The threat of enrollment restrictions appears to have preceded the payment, suggesting the $342 million figure may reflect, at least in part, a negotiated resolution. The full scope of the billing dispute — including which plan years or specific diagnosis categories are under review — has not been comprehensively detailed in publicly available reporting as of late June 2026.

Key Takeaway for Current Enrollees

If you are currently enrolled in an Elevance or Anthem Medicare Advantage plan, your existing coverage should not be immediately disrupted by this development. However, it is a good time to review your options before the next Annual Enrollment Period. A free State Health Insurance Assistance Program (SHIP) counselor can help you compare plans and assess whether your current coverage still meets your needs.

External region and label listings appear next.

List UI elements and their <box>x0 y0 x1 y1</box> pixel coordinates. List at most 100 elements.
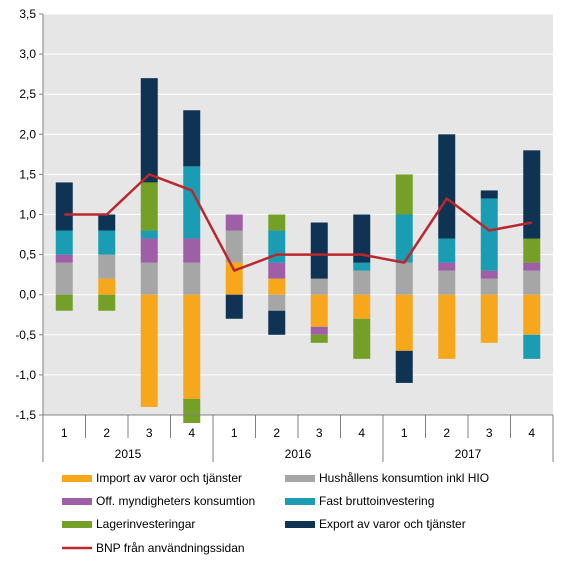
bar-segment <box>268 278 286 295</box>
bar-segment <box>225 262 243 295</box>
year-label: 2017 <box>455 447 482 461</box>
bar-segment <box>310 326 328 335</box>
year-label: 2016 <box>285 447 312 461</box>
y-tick-label: -1,5 <box>15 408 36 422</box>
bar-segment <box>438 238 456 263</box>
bar-segment <box>523 334 541 359</box>
x-tick-label: 2 <box>273 426 280 440</box>
bar-segment <box>523 150 541 239</box>
x-axis: 1 2 3 4 1 2 3 4 1 2 3 4 2015 2016 2017 <box>42 414 554 462</box>
bar-segment <box>98 214 116 231</box>
bar-segment <box>353 214 371 263</box>
bar-segment <box>395 214 413 263</box>
bar-segment <box>438 270 456 295</box>
bar-segment <box>310 222 328 279</box>
bar-segment <box>523 262 541 271</box>
x-tick-label: 4 <box>528 426 535 440</box>
bnp-line <box>64 173 533 272</box>
bar-segment <box>480 270 498 279</box>
x-tick-label: 3 <box>146 426 153 440</box>
legend-swatch <box>62 498 92 505</box>
bar-segment <box>98 230 116 255</box>
bar-segment <box>55 254 73 263</box>
x-tick-label: 3 <box>486 426 493 440</box>
y-tick-label: -1,0 <box>15 368 36 382</box>
legend-swatch <box>285 521 315 528</box>
x-tick-label: 4 <box>358 426 365 440</box>
x-tick-label: 1 <box>61 426 68 440</box>
bar-segment <box>98 254 116 279</box>
y-tick-label: 1,0 <box>19 208 36 222</box>
y-tick-label: 0,5 <box>19 248 36 262</box>
bar-segment <box>353 270 371 295</box>
bar-segment <box>438 134 456 239</box>
bar-segment <box>480 190 498 199</box>
y-tick-label: -0,5 <box>15 328 36 342</box>
y-tick-label: 2,5 <box>19 87 36 101</box>
legend-label: Lagerinvesteringar <box>96 517 195 531</box>
x-tick-label: 3 <box>316 426 323 440</box>
bar-segment <box>140 182 158 231</box>
bar-segment <box>140 238 158 263</box>
x-tick-label: 2 <box>443 426 450 440</box>
legend-swatch <box>62 475 92 482</box>
bar-segment <box>480 278 498 295</box>
bar-segment <box>183 294 201 399</box>
bar-segment <box>183 166 201 239</box>
legend-swatch <box>285 498 315 505</box>
bar-segment <box>395 174 413 215</box>
bar-segment <box>183 238 201 263</box>
x-tick-label: 1 <box>231 426 238 440</box>
bar-segment <box>183 398 201 424</box>
bar-segment <box>183 262 201 295</box>
bar-segment <box>225 214 243 231</box>
bar-segment <box>353 262 371 271</box>
bar-segment <box>480 294 498 343</box>
y-tick-label: 1,5 <box>19 167 36 181</box>
y-tick-label: 3,0 <box>19 47 36 61</box>
bar-segment <box>140 294 158 407</box>
x-tick-label: 1 <box>401 426 408 440</box>
bar-segment <box>395 262 413 295</box>
bar-segment <box>268 294 286 311</box>
y-tick-label: 0,0 <box>19 288 36 302</box>
bar-segment <box>268 262 286 279</box>
y-axis-ticks: 3,5 3,0 2,5 2,0 1,5 1,0 0,5 0,0 -0,5 -1,0 -1,5 <box>15 7 44 422</box>
bar-segment <box>140 230 158 239</box>
x-tick-label: 2 <box>103 426 110 440</box>
bar-segment <box>353 318 371 359</box>
bar-segment <box>395 350 413 383</box>
bar-segment <box>523 294 541 335</box>
bar-segment <box>55 262 73 295</box>
bars <box>55 78 541 424</box>
bar-segment <box>353 294 371 319</box>
legend-label: Import av varor och tjänster <box>96 471 242 485</box>
legend-swatch <box>62 521 92 528</box>
legend-label: Export av varor och tjänster <box>319 517 466 531</box>
bar-segment <box>438 294 456 359</box>
legend-label: Off. myndigheters konsumtion <box>96 494 255 508</box>
x-tick-label: 4 <box>188 426 195 440</box>
bar-segment <box>310 334 328 343</box>
bar-segment <box>55 182 73 231</box>
bar-segment <box>140 78 158 183</box>
y-tick-label: 3,5 <box>19 7 36 21</box>
legend-label: Hushållens konsumtion inkl HIO <box>319 471 489 485</box>
bar-segment <box>225 230 243 263</box>
bar-segment <box>98 278 116 295</box>
bar-segment <box>523 270 541 295</box>
bar-segment <box>268 214 286 231</box>
bar-segment <box>523 238 541 263</box>
bar-segment <box>225 294 243 319</box>
bar-segment <box>310 294 328 327</box>
legend-swatch <box>285 475 315 482</box>
bnp-line-series <box>64 173 533 272</box>
bar-segment <box>310 278 328 295</box>
bar-segment <box>98 294 116 311</box>
legend-label: Fast bruttoinvestering <box>319 494 434 508</box>
year-label: 2015 <box>115 447 142 461</box>
legend: Import av varor och tjänster Hushållens k… <box>62 471 489 555</box>
bar-segment <box>438 262 456 271</box>
bar-segment <box>395 294 413 351</box>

A Broader Signal for Medicare Advantage Oversight

The Elevance payment is part of a broader trend. CMS and the Department of Justice have intensified scrutiny of Medicare Advantage billing practices across the industry over the past several years. Multiple large insurers have faced audits, payment clawbacks, or legal challenges related to risk adjustment data. Government estimates have long suggested that potential overpayments across the Medicare Advantage program run into the billions of dollars annually, and federal enforcement efforts have continued regardless of which administration is in power.

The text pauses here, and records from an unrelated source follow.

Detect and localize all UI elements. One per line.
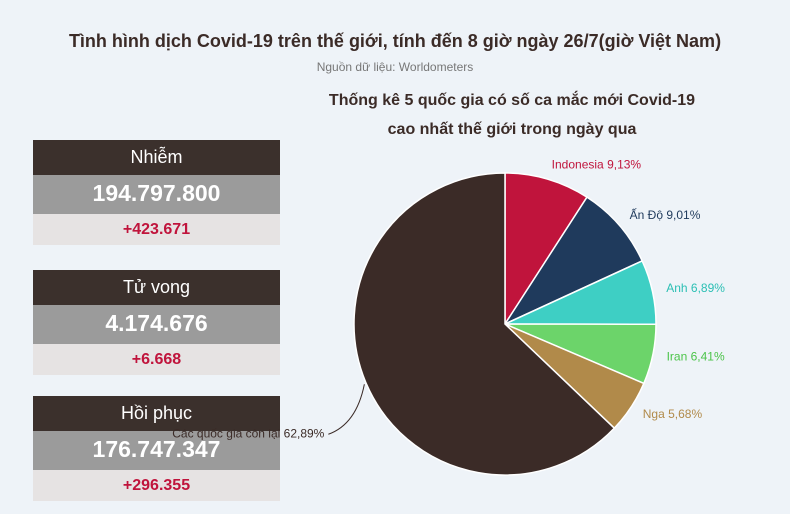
card-label: Nhiễm: [130, 146, 182, 167]
chart-title: cao nhất thế giới trong ngày qua: [388, 121, 637, 138]
slice-value: 6,89%: [691, 281, 725, 295]
slice-name: Anh: [666, 281, 687, 295]
card-total-bg: [33, 175, 280, 214]
leader-line: [328, 384, 365, 435]
card-header: [33, 270, 280, 305]
card-total: 194.797.800: [93, 180, 221, 206]
card-total: 4.174.676: [105, 310, 207, 336]
slice-value: 9,01%: [666, 208, 700, 222]
card-change: +423.671: [123, 221, 190, 238]
slice-value: 62,89%: [284, 426, 325, 440]
slice-label: Anh 6,89%: [666, 281, 725, 295]
slice-name: Các quốc gia còn lại: [172, 426, 280, 440]
slice-label: Indonesia 9,13%: [552, 158, 642, 172]
card-label: Hồi phục: [121, 403, 192, 423]
card-change: +296.355: [123, 477, 190, 494]
source: Nguồn dữ liệu: Worldometers: [317, 60, 474, 74]
card-label: Tử vong: [123, 277, 190, 297]
chart-title: Thống kê 5 quốc gia có số ca mắc mới Cov…: [329, 90, 695, 109]
card-header: [33, 396, 280, 431]
card-change: +6.668: [132, 351, 181, 368]
slice-name: Ấn Độ: [630, 207, 664, 222]
slice-label: Ấn Độ 9,01%: [630, 207, 701, 222]
pie-slice: [502, 196, 644, 326]
pie-slice: [504, 172, 588, 327]
card-total-bg: [33, 305, 280, 344]
slice-label: Iran 6,41%: [667, 349, 725, 363]
slice-value: 6,41%: [691, 349, 725, 363]
card-change-bg: [33, 344, 280, 375]
card-change-bg: [33, 470, 280, 501]
slice-value: 9,13%: [607, 158, 641, 172]
title: Tình hình dịch Covid-19 trên thế giới, t…: [69, 31, 721, 51]
slice-name: Iran: [667, 349, 688, 363]
slice-label: Các quốc gia còn lại 62,89%: [172, 426, 324, 440]
card-header: [33, 140, 280, 175]
slice-name: Indonesia: [552, 158, 604, 172]
slice-label: Nga 5,68%: [643, 407, 703, 421]
slice-name: Nga: [643, 407, 665, 421]
card-change-bg: [33, 214, 280, 245]
pie-slice: [353, 172, 616, 476]
card-total-bg: [33, 431, 280, 470]
card-total: 176.747.347: [93, 436, 221, 462]
slice-value: 5,68%: [668, 407, 702, 421]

For consumers, this regulatory environment has a few practical implications worth understanding:

  • Plan stability is worth monitoring. A plan under active government scrutiny may face operational pressure. It is reasonable to watch for any announcements from Elevance or CMS about service area changes, network adjustments, or enrollment restrictions as fall 2026 approaches.
  • Medicare Advantage plans can exit markets. While no plan exits have been announced in connection with this situation, historical precedent shows that regulatory or financial pressure can lead plans to withdraw from certain counties or states. Knowing your fallback options — including Original Medicare paired with a Medigap supplement plan and a standalone Part D prescription drug plan — is prudent planning.
  • Audit recoveries support the Medicare trust fund. When CMS recovers funds tied to potential overpayments, those recoveries are intended to protect the program's long-term financial footing. Reduced overpayments, in theory, contribute to Medicare's sustainability over time.

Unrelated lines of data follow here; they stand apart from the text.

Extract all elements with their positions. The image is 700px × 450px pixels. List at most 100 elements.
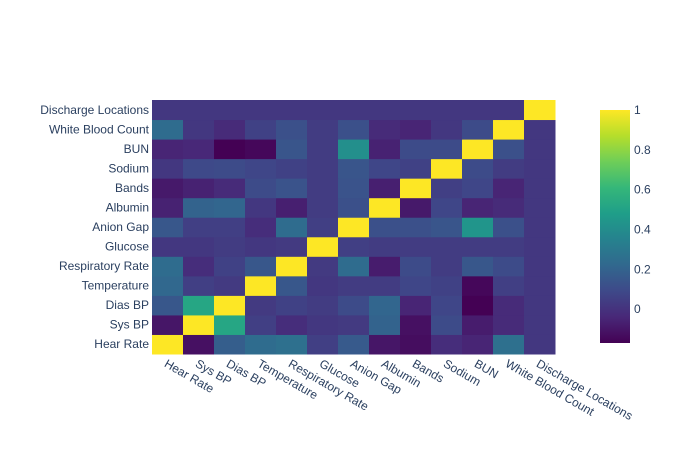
- heatmap-cell-7-7: [369, 197, 401, 218]
- heatmap-cell-12-6: [338, 100, 370, 121]
- y-tick-label: Discharge Locations: [40, 103, 149, 117]
- heatmap-cell-8-1: [183, 178, 215, 199]
- heatmap-cell-11-2: [214, 119, 246, 140]
- heatmap-cell-12-1: [183, 100, 215, 121]
- heatmap-cell-10-2: [214, 139, 246, 160]
- heatmap-cell-11-7: [369, 119, 401, 140]
- heatmap-cell-1-5: [307, 314, 339, 335]
- colorbar-tick-label: 0.6: [634, 183, 651, 197]
- heatmap-cell-7-8: [400, 197, 432, 218]
- heatmap-cell-3-8: [400, 275, 432, 296]
- heatmap-cell-0-8: [400, 334, 432, 355]
- y-tick-label: Respiratory Rate: [59, 259, 149, 273]
- heatmap-cell-0-0: [152, 334, 184, 355]
- heatmap-cell-0-1: [183, 334, 215, 355]
- heatmap-cell-7-3: [245, 197, 277, 218]
- heatmap-cell-6-6: [338, 217, 370, 238]
- heatmap-cell-12-8: [400, 100, 432, 121]
- heatmap-cell-4-2: [214, 256, 246, 277]
- heatmap-cell-9-5: [307, 158, 339, 179]
- heatmap-cell-9-6: [338, 158, 370, 179]
- heatmap-cell-12-5: [307, 100, 339, 121]
- heatmap-cell-3-10: [462, 275, 494, 296]
- heatmap-cell-6-10: [462, 217, 494, 238]
- heatmap-cell-10-3: [245, 139, 277, 160]
- heatmap-cell-12-10: [462, 100, 494, 121]
- heatmap-cell-4-4: [276, 256, 308, 277]
- heatmap-cell-11-1: [183, 119, 215, 140]
- colorbar-tick-label: 1: [634, 103, 641, 117]
- heatmap-cell-3-3: [245, 275, 277, 296]
- heatmap-cell-3-1: [183, 275, 215, 296]
- heatmap-cell-7-11: [493, 197, 525, 218]
- heatmap-cell-4-12: [524, 256, 556, 277]
- heatmap-cell-8-8: [400, 178, 432, 199]
- heatmap-cell-6-9: [431, 217, 463, 238]
- heatmap-cell-3-6: [338, 275, 370, 296]
- heatmap-cell-4-3: [245, 256, 277, 277]
- heatmap-cell-1-8: [400, 314, 432, 335]
- heatmap-cell-5-6: [338, 236, 370, 257]
- heatmap-cell-4-7: [369, 256, 401, 277]
- heatmap-cell-4-8: [400, 256, 432, 277]
- heatmap-cell-0-4: [276, 334, 308, 355]
- heatmap-cell-8-12: [524, 178, 556, 199]
- heatmap-cell-3-5: [307, 275, 339, 296]
- heatmap-cell-10-5: [307, 139, 339, 160]
- heatmap-cell-8-11: [493, 178, 525, 199]
- heatmap-cell-8-9: [431, 178, 463, 199]
- heatmap-cell-10-4: [276, 139, 308, 160]
- heatmap-cell-5-4: [276, 236, 308, 257]
- heatmap-cell-0-3: [245, 334, 277, 355]
- heatmap-cell-12-0: [152, 100, 184, 121]
- heatmap-cell-12-3: [245, 100, 277, 121]
- heatmap-cell-11-12: [524, 119, 556, 140]
- heatmap-cell-2-1: [183, 295, 215, 316]
- heatmap-cell-9-11: [493, 158, 525, 179]
- heatmap-cell-7-4: [276, 197, 308, 218]
- heatmap-cell-8-4: [276, 178, 308, 199]
- heatmap-cell-5-9: [431, 236, 463, 257]
- y-tick-label: BUN: [124, 142, 149, 156]
- y-tick-label: Anion Gap: [92, 220, 149, 234]
- heatmap-cell-5-7: [369, 236, 401, 257]
- heatmap-cell-0-10: [462, 334, 494, 355]
- heatmap-cell-12-4: [276, 100, 308, 121]
- heatmap-cell-7-0: [152, 197, 184, 218]
- heatmap-cell-8-7: [369, 178, 401, 199]
- y-tick-label: Glucose: [105, 240, 149, 254]
- heatmap-cell-3-7: [369, 275, 401, 296]
- heatmap-cell-1-12: [524, 314, 556, 335]
- heatmap-cell-7-9: [431, 197, 463, 218]
- heatmap-cell-5-1: [183, 236, 215, 257]
- heatmap-cell-12-7: [369, 100, 401, 121]
- heatmap-cell-10-11: [493, 139, 525, 160]
- y-tick-label: Sodium: [108, 161, 149, 175]
- heatmap-cell-9-2: [214, 158, 246, 179]
- y-tick-label: Bands: [115, 181, 149, 195]
- heatmap-cell-7-6: [338, 197, 370, 218]
- heatmap-cell-0-5: [307, 334, 339, 355]
- heatmap-cell-1-3: [245, 314, 277, 335]
- heatmap-cell-11-4: [276, 119, 308, 140]
- heatmap-cell-7-1: [183, 197, 215, 218]
- heatmap-cell-10-8: [400, 139, 432, 160]
- heatmap-cell-11-9: [431, 119, 463, 140]
- heatmap-cell-5-0: [152, 236, 184, 257]
- heatmap-cell-5-3: [245, 236, 277, 257]
- heatmap-cell-1-1: [183, 314, 215, 335]
- heatmap-cell-2-4: [276, 295, 308, 316]
- y-axis-labels: Hear Rate Sys BP Dias BP Temperature Respira…: [40, 103, 149, 351]
- heatmap-cell-11-8: [400, 119, 432, 140]
- heatmap-cells: [152, 100, 556, 355]
- heatmap-cell-8-10: [462, 178, 494, 199]
- heatmap-cell-8-2: [214, 178, 246, 199]
- heatmap-cell-7-5: [307, 197, 339, 218]
- heatmap-cell-0-11: [493, 334, 525, 355]
- heatmap-cell-5-10: [462, 236, 494, 257]
- heatmap-cell-1-4: [276, 314, 308, 335]
- heatmap-cell-5-8: [400, 236, 432, 257]
- heatmap-cell-9-12: [524, 158, 556, 179]
- heatmap-cell-2-5: [307, 295, 339, 316]
- heatmap-cell-3-2: [214, 275, 246, 296]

Plan performance varies significantly by region. An Elevance-affiliated plan in one state may have very different network quality, cost-sharing, and Star Ratings than a plan in another market. CMS's annual Star Ratings system and the Medicare Plan Finder tool at medicare.gov remain the best starting points for comparing what is available in your specific area.

What to Watch in the Months Ahead

This story continues to develop. Key developments worth tracking before and during the fall 2026 enrollment season include:

  • Whether CMS formally implements any enrollment restrictions on Elevance plans, and which markets would be affected
  • Additional public disclosures about the scope of the billing review and which plan years were examined
  • Elevance's formal response or any statements in its investor filings about the settlement and its implications
  • Whether other large Medicare Advantage insurers face comparable actions as CMS's audit program continues

For seniors and their families making Medicare coverage decisions in 2026, the most important near-term step is straightforward: begin reviewing your plan options before the Annual Enrollment Period opens in October rather than waiting until the final days. If you are currently in an Elevance Medicare Advantage plan and are uncertain about what this situation means for your coverage, speaking with a SHIP counselor — a free, unbiased service available in every state — is a smart first move. You can also work with a licensed, independent Medicare insurance agent to compare alternatives. Avoid making changes to your coverage outside of designated enrollment windows without fully understanding how a switch would affect your benefits and costs.